Three colleagues and I are putting the final touches on an NSF grant, due Tuesday, and one of today’s tasks is to produce the 2-page version of our CVs. The format of the two pager is laid out in the Grant Proposal Guide, and is longer in words than most of these “biographical sketches” will be. It starts with a long list of things to NOT list and then goes on to enumerate what MUST be included. The NOT list are things that are “irrelevant to the merits of the proposal.” Of course, if you ask me, the very first thing on the MUST list is irrelevant as well: Undergraduate Institution, Major, Degree, and Year. Yeah, let’s give the grant to Dan Myers because he majored in Political Science in undergraduate instead of Omar Lizardo, who only majored in Psychology.
The biggest mystery, of course, is the section on “Synergistic Activities.” There is a description, but it’s pretty clear that most applicants have no idea what NSF really wants there and there is absolutely no in-practice agreement about what to put. What I saw in the last round was absolutely all-over-the place.
The 2-page CV exercise is a fun task, it really is, but I wonder how much these bios are taken into account in the decision-making process.
Oh wait! I know who I can ask! Me!
Q: So, how much discussion was there of applicants’ CVs at the NSF panel meeting?
BM: None whatsoever.
Q: Really? Not even about synergistic activities?

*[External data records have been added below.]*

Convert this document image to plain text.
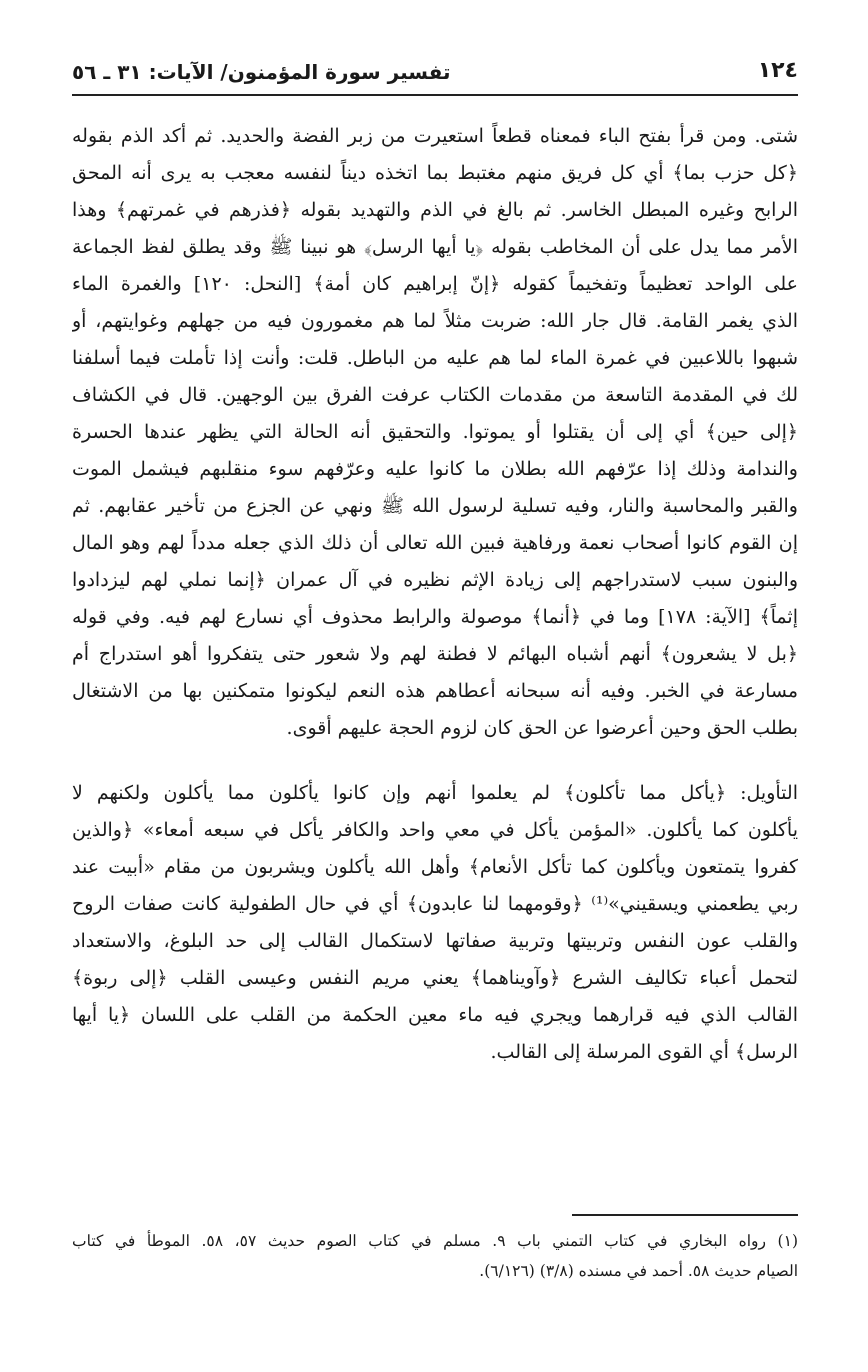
١٢٤
تفسير سورة المؤمنون/ الآيات: ٣١ ـ ٥٦
شتى. ومن قرأ بفتح الباء فمعناه قطعاً استعيرت من زبر الفضة والحديد. ثم أكد الذم بقوله
﴿كل حزب بما﴾ أي كل فريق منهم مغتبط بما اتخذه ديناً لنفسه معجب به يرى أنه المحق
الرابح وغيره المبطل الخاسر. ثم بالغ في الذم والتهديد بقوله ﴿فذرهم في غمرتهم﴾ وهذا
الأمر مما يدل على أن المخاطب بقوله ﴿يا أيها الرسل﴾ هو نبينا ﷺ وقد يطلق لفظ الجماعة
على الواحد تعظيماً وتفخيماً كقوله ﴿إنّ إبراهيم كان أمة﴾ [النحل: ١٢٠] والغمرة الماء
الذي يغمر القامة. قال جار الله: ضربت مثلاً لما هم مغمورون فيه من جهلهم وغوايتهم، أو
شبهوا باللاعبين في غمرة الماء لما هم عليه من الباطل. قلت: وأنت إذا تأملت فيما أسلفنا
لك في المقدمة التاسعة من مقدمات الكتاب عرفت الفرق بين الوجهين. قال في الكشاف
﴿إلى حين﴾ أي إلى أن يقتلوا أو يموتوا. والتحقيق أنه الحالة التي يظهر عندها الحسرة
والندامة وذلك إذا عرّفهم الله بطلان ما كانوا عليه وعرّفهم سوء منقلبهم فيشمل الموت
والقبر والمحاسبة والنار، وفيه تسلية لرسول الله ﷺ ونهي عن الجزع من تأخير عقابهم. ثم
إن القوم كانوا أصحاب نعمة ورفاهية فبين الله تعالى أن ذلك الذي جعله مدداً لهم وهو المال
والبنون سبب لاستدراجهم إلى زيادة الإثم نظيره في آل عمران ﴿إنما نملي لهم ليزدادوا
إثماً﴾ [الآية: ١٧٨] وما في ﴿أنما﴾ موصولة والرابط محذوف أي نسارع لهم فيه. وفي قوله
﴿بل لا يشعرون﴾ أنهم أشباه البهائم لا فطنة لهم ولا شعور حتى يتفكروا أهو استدراج أم
مسارعة في الخبر. وفيه أنه سبحانه أعطاهم هذه النعم ليكونوا متمكنين بها من الاشتغال
بطلب الحق وحين أعرضوا عن الحق كان لزوم الحجة عليهم أقوى.
التأويل: ﴿يأكل مما تأكلون﴾ لم يعلموا أنهم وإن كانوا يأكلون مما يأكلون ولكنهم لا
يأكلون كما يأكلون. «المؤمن يأكل في معي واحد والكافر يأكل في سبعه أمعاء» ﴿والذين
كفروا يتمتعون ويأكلون كما تأكل الأنعام﴾ وأهل الله يأكلون ويشربون من مقام «أبيت عند
ربي يطعمني ويسقيني»⁽¹⁾ ﴿وقومهما لنا عابدون﴾ أي في حال الطفولية كانت صفات الروح
والقلب عون النفس وتربيتها وتربية صفاتها لاستكمال القالب إلى حد البلوغ، والاستعداد
لتحمل أعباء تكاليف الشرع ﴿وآويناهما﴾ يعني مريم النفس وعيسى القلب ﴿إلى ربوة﴾
القالب الذي فيه قرارهما ويجري فيه ماء معين الحكمة من القلب على اللسان ﴿يا أيها
الرسل﴾ أي القوى المرسلة إلى القالب.
(١) رواه البخاري في كتاب التمني باب ٩. مسلم في كتاب الصوم حديث ٥٧، ٥٨. الموطأ في كتاب
الصيام حديث ٥٨. أحمد في مسنده (٣/٨) (٦/١٢٦).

Q: Well, did you get the impression that panelist had incorporated information from the CVs when writing reviews or making their judgments?
BM: Not at all.
Q: Well, surely it was apparent that the panelists had read all the CVs.
Q: Some of the CVs?
Q: Any of the CVs?
BM: No! Get off it already!
Q: But YOU read the CVs, right?
BM: No comment! This interview is over! (Rips off the mike and storms out of the room).